Hans Christian Lumbye (/da/; 2 May 1810 – 20 March 1874) was a Danish composer of waltzes, polkas, mazurkas and galops, among other things.

==Life and career==
As a child, he studied music in Randers and Odense, and by age 14 he was playing the trumpet in a military band. In 1829, he joined the Horse Guards in Copenhagen, still continuing his music education. In 1839, he heard a Viennese orchestra play music by Johann Strauss I, after which he composed in the style of Strauss, eventually earning the nickname "The Strauss of the North".
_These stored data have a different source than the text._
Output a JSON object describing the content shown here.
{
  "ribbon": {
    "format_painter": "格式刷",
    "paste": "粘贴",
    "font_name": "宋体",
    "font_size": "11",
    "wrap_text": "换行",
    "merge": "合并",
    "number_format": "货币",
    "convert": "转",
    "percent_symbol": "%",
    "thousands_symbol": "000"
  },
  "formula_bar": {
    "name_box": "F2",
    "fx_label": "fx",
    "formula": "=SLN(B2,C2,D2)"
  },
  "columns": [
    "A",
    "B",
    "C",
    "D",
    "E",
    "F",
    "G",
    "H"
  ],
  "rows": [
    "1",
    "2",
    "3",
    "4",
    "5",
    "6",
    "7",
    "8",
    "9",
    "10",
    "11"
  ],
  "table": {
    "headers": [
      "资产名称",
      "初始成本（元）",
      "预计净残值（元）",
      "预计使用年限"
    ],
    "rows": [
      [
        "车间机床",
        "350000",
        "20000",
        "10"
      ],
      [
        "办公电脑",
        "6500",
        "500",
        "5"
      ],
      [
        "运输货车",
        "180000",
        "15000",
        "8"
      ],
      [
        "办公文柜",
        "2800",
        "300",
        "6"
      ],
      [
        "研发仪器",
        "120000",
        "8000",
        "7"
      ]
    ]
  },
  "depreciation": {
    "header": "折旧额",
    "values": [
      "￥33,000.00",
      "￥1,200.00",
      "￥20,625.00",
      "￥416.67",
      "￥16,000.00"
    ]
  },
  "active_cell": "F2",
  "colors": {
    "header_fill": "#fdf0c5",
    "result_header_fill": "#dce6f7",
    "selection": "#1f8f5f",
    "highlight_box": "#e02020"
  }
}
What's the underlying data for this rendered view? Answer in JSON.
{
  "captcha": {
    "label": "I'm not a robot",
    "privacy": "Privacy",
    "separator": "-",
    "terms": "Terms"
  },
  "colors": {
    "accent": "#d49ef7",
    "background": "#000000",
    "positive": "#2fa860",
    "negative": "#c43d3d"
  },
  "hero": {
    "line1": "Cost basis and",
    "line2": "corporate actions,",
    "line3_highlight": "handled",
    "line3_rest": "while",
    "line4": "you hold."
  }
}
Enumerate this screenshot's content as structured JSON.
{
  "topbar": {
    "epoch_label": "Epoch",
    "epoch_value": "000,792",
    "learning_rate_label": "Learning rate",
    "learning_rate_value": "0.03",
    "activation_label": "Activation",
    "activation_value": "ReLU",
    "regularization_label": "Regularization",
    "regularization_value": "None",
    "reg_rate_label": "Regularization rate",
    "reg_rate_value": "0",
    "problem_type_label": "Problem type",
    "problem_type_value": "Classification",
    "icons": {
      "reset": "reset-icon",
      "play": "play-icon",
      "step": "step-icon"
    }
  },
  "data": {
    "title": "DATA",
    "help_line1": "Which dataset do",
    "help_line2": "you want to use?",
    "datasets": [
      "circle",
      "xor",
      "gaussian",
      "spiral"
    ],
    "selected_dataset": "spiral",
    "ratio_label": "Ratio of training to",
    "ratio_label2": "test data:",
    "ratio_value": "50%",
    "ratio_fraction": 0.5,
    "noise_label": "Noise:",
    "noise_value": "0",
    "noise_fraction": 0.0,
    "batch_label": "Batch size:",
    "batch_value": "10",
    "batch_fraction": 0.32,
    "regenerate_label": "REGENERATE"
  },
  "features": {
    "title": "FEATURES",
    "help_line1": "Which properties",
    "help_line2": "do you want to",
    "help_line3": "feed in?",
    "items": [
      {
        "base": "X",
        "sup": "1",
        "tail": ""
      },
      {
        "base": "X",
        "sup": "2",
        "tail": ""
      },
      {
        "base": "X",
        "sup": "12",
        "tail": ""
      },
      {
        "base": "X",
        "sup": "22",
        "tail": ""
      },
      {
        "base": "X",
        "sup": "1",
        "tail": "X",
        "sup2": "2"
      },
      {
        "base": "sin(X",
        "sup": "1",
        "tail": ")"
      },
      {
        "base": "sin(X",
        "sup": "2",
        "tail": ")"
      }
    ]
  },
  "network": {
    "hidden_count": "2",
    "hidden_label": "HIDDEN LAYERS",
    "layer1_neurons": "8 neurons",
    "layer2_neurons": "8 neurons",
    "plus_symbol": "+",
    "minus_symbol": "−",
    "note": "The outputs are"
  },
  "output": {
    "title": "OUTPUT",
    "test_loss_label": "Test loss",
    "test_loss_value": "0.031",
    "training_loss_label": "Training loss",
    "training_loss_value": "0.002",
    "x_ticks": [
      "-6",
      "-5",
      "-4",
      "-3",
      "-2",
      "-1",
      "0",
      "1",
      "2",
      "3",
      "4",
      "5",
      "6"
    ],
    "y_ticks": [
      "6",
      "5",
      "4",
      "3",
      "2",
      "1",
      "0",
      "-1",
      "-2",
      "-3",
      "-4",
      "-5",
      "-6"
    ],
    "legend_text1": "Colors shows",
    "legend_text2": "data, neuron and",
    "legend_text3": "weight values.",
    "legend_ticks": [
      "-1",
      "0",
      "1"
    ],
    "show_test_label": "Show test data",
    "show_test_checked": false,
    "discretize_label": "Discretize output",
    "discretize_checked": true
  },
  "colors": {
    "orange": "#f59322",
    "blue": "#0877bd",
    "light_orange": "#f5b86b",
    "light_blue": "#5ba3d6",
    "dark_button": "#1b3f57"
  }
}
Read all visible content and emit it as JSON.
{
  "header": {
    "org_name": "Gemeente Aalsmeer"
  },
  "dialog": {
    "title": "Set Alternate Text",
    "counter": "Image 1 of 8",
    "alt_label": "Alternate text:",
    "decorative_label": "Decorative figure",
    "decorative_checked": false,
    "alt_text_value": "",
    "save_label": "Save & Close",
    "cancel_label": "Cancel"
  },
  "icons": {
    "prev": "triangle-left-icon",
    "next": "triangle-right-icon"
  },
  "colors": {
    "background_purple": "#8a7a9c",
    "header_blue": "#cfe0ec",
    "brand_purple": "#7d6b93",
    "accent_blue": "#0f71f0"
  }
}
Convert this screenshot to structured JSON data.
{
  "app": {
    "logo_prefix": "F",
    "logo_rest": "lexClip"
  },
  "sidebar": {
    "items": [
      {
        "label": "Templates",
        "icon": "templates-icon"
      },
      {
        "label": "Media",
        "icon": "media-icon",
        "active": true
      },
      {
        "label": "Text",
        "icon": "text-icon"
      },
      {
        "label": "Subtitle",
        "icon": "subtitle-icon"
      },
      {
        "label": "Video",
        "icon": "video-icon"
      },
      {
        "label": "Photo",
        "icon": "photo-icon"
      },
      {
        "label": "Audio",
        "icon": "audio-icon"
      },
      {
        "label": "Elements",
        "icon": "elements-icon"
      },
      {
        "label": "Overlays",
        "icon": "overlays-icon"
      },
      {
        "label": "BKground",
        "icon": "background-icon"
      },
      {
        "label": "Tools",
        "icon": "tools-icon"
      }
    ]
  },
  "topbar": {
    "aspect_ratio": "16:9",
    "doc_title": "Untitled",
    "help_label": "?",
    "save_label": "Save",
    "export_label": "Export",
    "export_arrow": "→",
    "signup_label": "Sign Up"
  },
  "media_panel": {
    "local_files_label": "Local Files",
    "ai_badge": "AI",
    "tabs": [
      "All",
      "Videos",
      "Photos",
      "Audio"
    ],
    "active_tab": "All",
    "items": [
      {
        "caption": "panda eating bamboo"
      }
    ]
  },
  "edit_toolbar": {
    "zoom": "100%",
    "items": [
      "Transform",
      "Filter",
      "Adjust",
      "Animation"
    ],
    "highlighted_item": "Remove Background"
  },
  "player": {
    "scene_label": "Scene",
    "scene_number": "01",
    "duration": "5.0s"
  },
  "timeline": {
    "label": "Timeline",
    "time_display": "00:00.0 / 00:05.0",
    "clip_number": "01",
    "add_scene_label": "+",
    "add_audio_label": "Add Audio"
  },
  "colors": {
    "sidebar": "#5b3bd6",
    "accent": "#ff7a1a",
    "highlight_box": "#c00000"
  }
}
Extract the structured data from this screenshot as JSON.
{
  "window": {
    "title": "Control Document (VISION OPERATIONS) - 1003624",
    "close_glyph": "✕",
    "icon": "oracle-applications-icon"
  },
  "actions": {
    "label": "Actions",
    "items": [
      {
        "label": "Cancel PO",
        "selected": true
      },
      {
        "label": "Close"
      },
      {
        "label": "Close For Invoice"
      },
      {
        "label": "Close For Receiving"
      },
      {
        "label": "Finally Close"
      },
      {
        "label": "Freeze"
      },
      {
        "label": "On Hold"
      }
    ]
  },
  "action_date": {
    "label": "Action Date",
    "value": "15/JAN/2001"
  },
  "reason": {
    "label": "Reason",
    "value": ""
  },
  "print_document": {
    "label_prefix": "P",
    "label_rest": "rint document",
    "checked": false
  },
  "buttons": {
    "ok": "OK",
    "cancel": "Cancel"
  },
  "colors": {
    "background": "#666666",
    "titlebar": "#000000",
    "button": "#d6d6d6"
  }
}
From 1843 to 1872, he served as the music director and in-house composer for Tivoli Gardens, Copenhagen. Such was his popularity in the Danish capital that many Danes revered him and considered Johann Strauss II as the "Lumbye of the South".

==Works==
Lumbye is best known for his light compositions, many of which evoke non-musical sources. The Champagne Galop, for example, begins with the "pop" of a champagne cork, and the Copenhagen Steam Railway Galop faithfully recreates the sounds of a train chugging out of a station and grinding to a halt at the next stop. He honored the Swedish Nightingale with a "Souvenir de Jenny Lind, Vals" from 1845.

===Galops===
- Jubel-Galop (1840(1844)
- Juliane Galop (1843-1844)
- Telegraph Galop (1844)
- Castilianer-Galop (1847)
- Copenhagen Steam Railway Galop (1847)
- Capriccio Galop (1851)
- Juleballet (1855)
- Champagne Galop (1865)
- Cirque de Loisset Galop (1862)
- Bouquet-Royal Galop (1870)
- Kanon Galop (1853)

===March music===
- Marche du Nord (1856-1857)
- Kronings Marsch (1860)
- Nytårshilsen (1860)
- Kong Frederik den Syvendes Honneur-Marsch (1861)
- Kong Christian D. 9des Honneur March (1864)
- Kong Carl d. XVdes Honneur March (1869)
- Kong Georg den 1stes Honneur Marsch (1873)
- Storfyrst Alexander Marsch

===Polkas===
- Caroline Polka (1843)
- Casino-Polka (1846)
- Amager-Polka (1849)
- Camilla Polka (1863)
- Otto Allins Tromme-Polka (1863/1864)
- Petersborgerinden

===Valses===
- Krolls Ballklänge
- Amelie-Vals
- Casino Vals (1847)
- Catharina Vals (1857)
- Til den lille Prinds Christian Carl, Vals (1871)
- Dagmar Vals (1865)
- Erinnerung an Wien, Vals (1845)

==Personal life==
He fathered two musicians, Carl Christian (9 July 1841 - 10 August 1911) and Georg August (26 August 1843 - 1922), the latter of whom took over Lumbye's orchestra after his death. His grandson Georg Høeberg was an important Danish conductor at Det kongelige Teater.